Erst Ende April reagierte die Bundesregierung auf Kritik, dass zwar Wirtshäuser gerettet werden, nicht aber die Innovativen, und legte einen Start-up-Schutzschild von zwei Milliarden Euro auf. »Wir brauchen die neuen und kreativen Ideen der jungen Technologieunternehmen, um nach der Krise wieder voll durchzustarten«, sagte Finanzstaatssekretär Jörg Kukies bei der Vorstellung. Der Staat will KfW-Gelder in private Wagniskapitalfonds stecken, was Firmen mit einem zukunftsfähigen Geschäftsmodell helfen soll. Bei anderen soll es gemeinsame direkte Beteiligungen von Bund und Land geben. Letzteres scheint recht kompliziert zu sein, zumal einige Länder wie Baden-Württemberg eigene Programme aufgelegt haben. Es gibt Beschwerden, dass sich die Bereitstellung hinzieht. Und so ist unklar, wie wirksam die staatlichen Hilfen letztlich sind. Ohnehin ist die Start-up-Szene äußerst heterogen. Viele mussten Kurzarbeit anmelden und können ohne staatliche Hilfen nicht überleben. Andere sind finanziell gut aufgestellt oder profitieren in gerade gefragten Geschäftsfeldern von der Krise.

Ohnehin ist in der Gründerszene, die sich gern als jung, kreativ und unabhängig darstellt, der Ruf nach dem Staat nur mit Bauchschmerzen möglich. Kapitalgeber hingegen haben wenig Probleme, sich vom Staat herauskaufen zu lassen. »50 Prozent der Firmen werden draufgehen, wenn die Regierung nicht umsteuert«, dramatisierte der TV-bekannte Investor Carsten Maschmeyer.

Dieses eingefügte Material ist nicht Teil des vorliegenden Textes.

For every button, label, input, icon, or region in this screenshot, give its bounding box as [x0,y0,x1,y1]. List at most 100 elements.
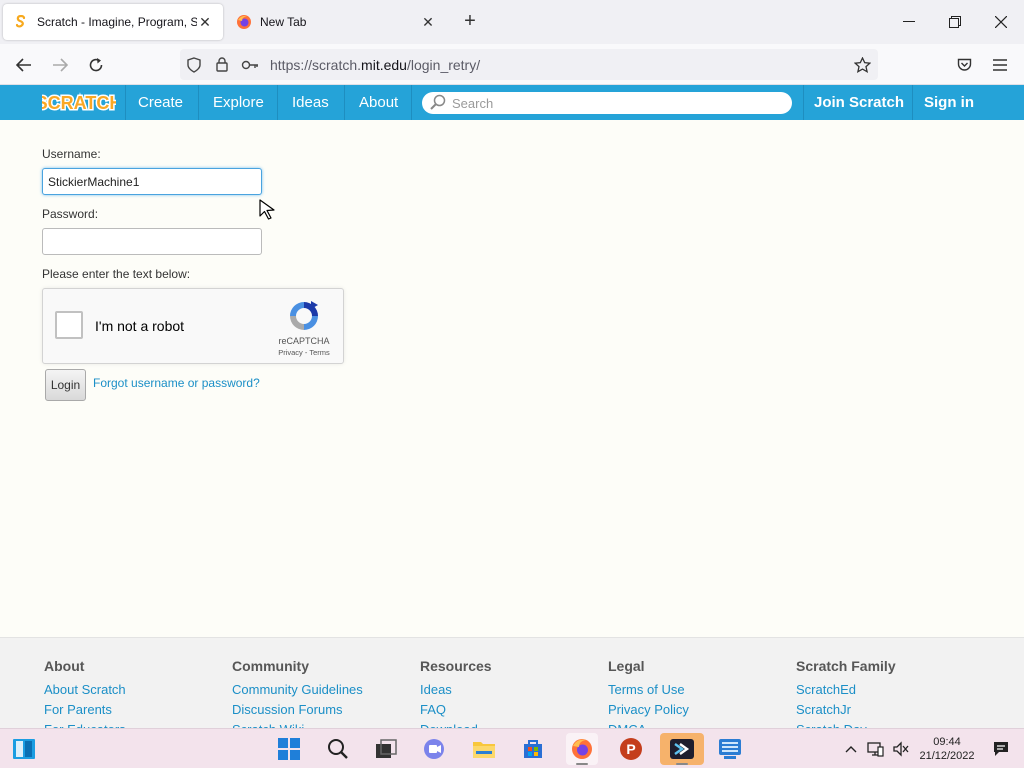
scratch-logo[interactable]: SCRATCH [34,90,124,115]
search-icon[interactable] [322,733,354,765]
footer-col-resources: Resources Ideas FAQ Download [420,658,492,728]
join-scratch-link[interactable]: Join Scratch [814,85,904,120]
footer-link[interactable]: Community Guidelines [232,680,363,700]
footer-link[interactable]: FAQ [420,700,492,720]
scratch-logo-text: SCRATCH [42,93,116,113]
windows-start-icon[interactable] [273,733,305,765]
sign-in-link[interactable]: Sign in [924,85,974,120]
scratch-header-nav: SCRATCH Create Explore Ideas About Join … [0,85,1024,120]
taskbar-clock[interactable]: 09:44 21/12/2022 [918,735,976,763]
login-button[interactable]: Login [45,369,86,401]
footer-col-title: Community [232,658,309,674]
minimize-icon[interactable] [886,6,932,38]
notifications-icon[interactable] [990,729,1012,768]
mouse-cursor-icon [258,198,278,223]
recaptcha-label: I'm not a robot [95,318,185,334]
footer-col-community: Community Community Guidelines Discussio… [232,658,363,728]
lock-icon[interactable] [208,57,236,72]
url-text[interactable]: https://scratch.mit.edu/login_retry/ [270,57,480,73]
nav-about[interactable]: About [359,85,398,120]
footer-link[interactable]: ScratchJr [796,700,896,720]
footer-link[interactable]: Terms of Use [608,680,689,700]
nav-divider [803,85,804,120]
footer-link[interactable]: DMCA [608,720,689,728]
windows-taskbar: P 09:44 21/12/2022 [0,728,1024,768]
footer-link[interactable]: Discussion Forums [232,700,363,720]
volume-muted-icon[interactable] [890,729,912,768]
username-input[interactable] [42,168,262,195]
url-domain: mit.edu [361,56,407,73]
footer-link[interactable]: Download [420,720,492,728]
footer-col-title: Resources [420,658,492,674]
reload-icon[interactable] [81,50,111,80]
footer-col-about: About About Scratch For Parents For Educ… [44,658,126,728]
browser-tab-strip: Scratch - Imagine, Program, Share ✕ New … [0,0,1024,44]
footer-link[interactable]: For Parents [44,700,126,720]
back-arrow-icon[interactable] [9,50,39,80]
pocket-icon[interactable] [949,50,979,80]
clock-time: 09:44 [933,736,961,748]
key-icon[interactable] [236,60,264,70]
footer-link[interactable]: About Scratch [44,680,126,700]
url-bar[interactable]: https://scratch.mit.edu/login_retry/ [180,49,878,80]
store-icon[interactable] [517,733,549,765]
tab-new-tab[interactable]: New Tab ✕ [226,4,446,40]
nav-divider [125,85,126,120]
footer-col-title: Scratch Family [796,658,896,674]
footer-col-title: Legal [608,658,645,674]
svg-text:P: P [626,741,635,757]
recaptcha-name: reCAPTCHA [278,336,330,346]
bookmark-star-icon[interactable] [848,56,876,73]
recaptcha-logo-icon [287,299,321,333]
running-indicator [676,763,688,765]
nav-create[interactable]: Create [138,85,183,120]
footer-link[interactable]: For Educators [44,720,126,728]
tab-scratch[interactable]: Scratch - Imagine, Program, Share ✕ [3,4,223,40]
footer-link[interactable]: ScratchEd [796,680,896,700]
scratch-search-box[interactable] [422,92,792,114]
nav-divider [912,85,913,120]
password-input[interactable] [42,228,262,255]
nav-explore[interactable]: Explore [213,85,264,120]
url-path: /login_retry/ [406,56,481,73]
nav-ideas[interactable]: Ideas [292,85,329,120]
widgets-icon[interactable] [8,733,40,765]
tab-close-icon[interactable]: ✕ [420,14,436,31]
nav-divider [411,85,412,120]
clock-date: 21/12/2022 [919,750,975,762]
powerpoint-icon[interactable]: P [615,733,647,765]
tab-close-icon[interactable]: ✕ [197,14,213,31]
terminal-app-icon[interactable] [660,733,704,765]
network-icon[interactable] [864,729,886,768]
recaptcha-checkbox[interactable] [55,311,83,339]
firefox-icon[interactable] [566,733,598,765]
search-icon [430,94,446,113]
nav-divider [344,85,345,120]
footer-link[interactable]: Ideas [420,680,492,700]
footer-col-title: About [44,658,85,674]
footer-link[interactable]: Scratch Day [796,720,896,728]
scratch-footer: About About Scratch For Parents For Educ… [0,637,1024,728]
keyboard-app-icon[interactable] [714,733,746,765]
footer-link[interactable]: Privacy Policy [608,700,689,720]
captcha-prompt: Please enter the text below: [42,267,191,281]
footer-link[interactable]: Scratch Wiki [232,720,363,728]
tray-chevron-up-icon[interactable] [842,729,860,768]
teams-chat-icon[interactable] [418,733,450,765]
task-view-icon[interactable] [370,733,402,765]
forgot-password-link[interactable]: Forgot username or password? [93,376,260,390]
username-label: Username: [42,147,101,161]
file-explorer-icon[interactable] [468,733,500,765]
password-label: Password: [42,207,99,221]
new-tab-plus-icon[interactable]: + [458,10,482,34]
url-prefix: https://scratch. [270,56,362,73]
shield-icon[interactable] [180,56,208,73]
footer-col-legal: Legal Terms of Use Privacy Policy DMCA [608,658,689,728]
restore-icon[interactable] [932,6,978,38]
close-window-icon[interactable] [978,6,1024,38]
forward-arrow-icon[interactable] [45,50,75,80]
hamburger-menu-icon[interactable] [985,50,1015,80]
recaptcha-privacy-terms-link[interactable]: Privacy - Terms [269,348,339,357]
search-input[interactable] [452,95,772,111]
tab-title: New Tab [260,15,307,29]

Im Fall von Tausendkind endete die Insolvenz mit der Rettung und dem Verlust der Unabhängigkeit: Die Düsseldorfer Droege Group übernimmt das Start-up, vermeldete das Portal »Gründerszene« kürzlich. Angedacht sei, »ein Angebot von Tausendkind in allen Weltbild-Filialen einzurichten«, teilte der neue Inhaber mit. Wie es mit den 80 Mitarbeitern weitergeht, wurde nicht gesagt.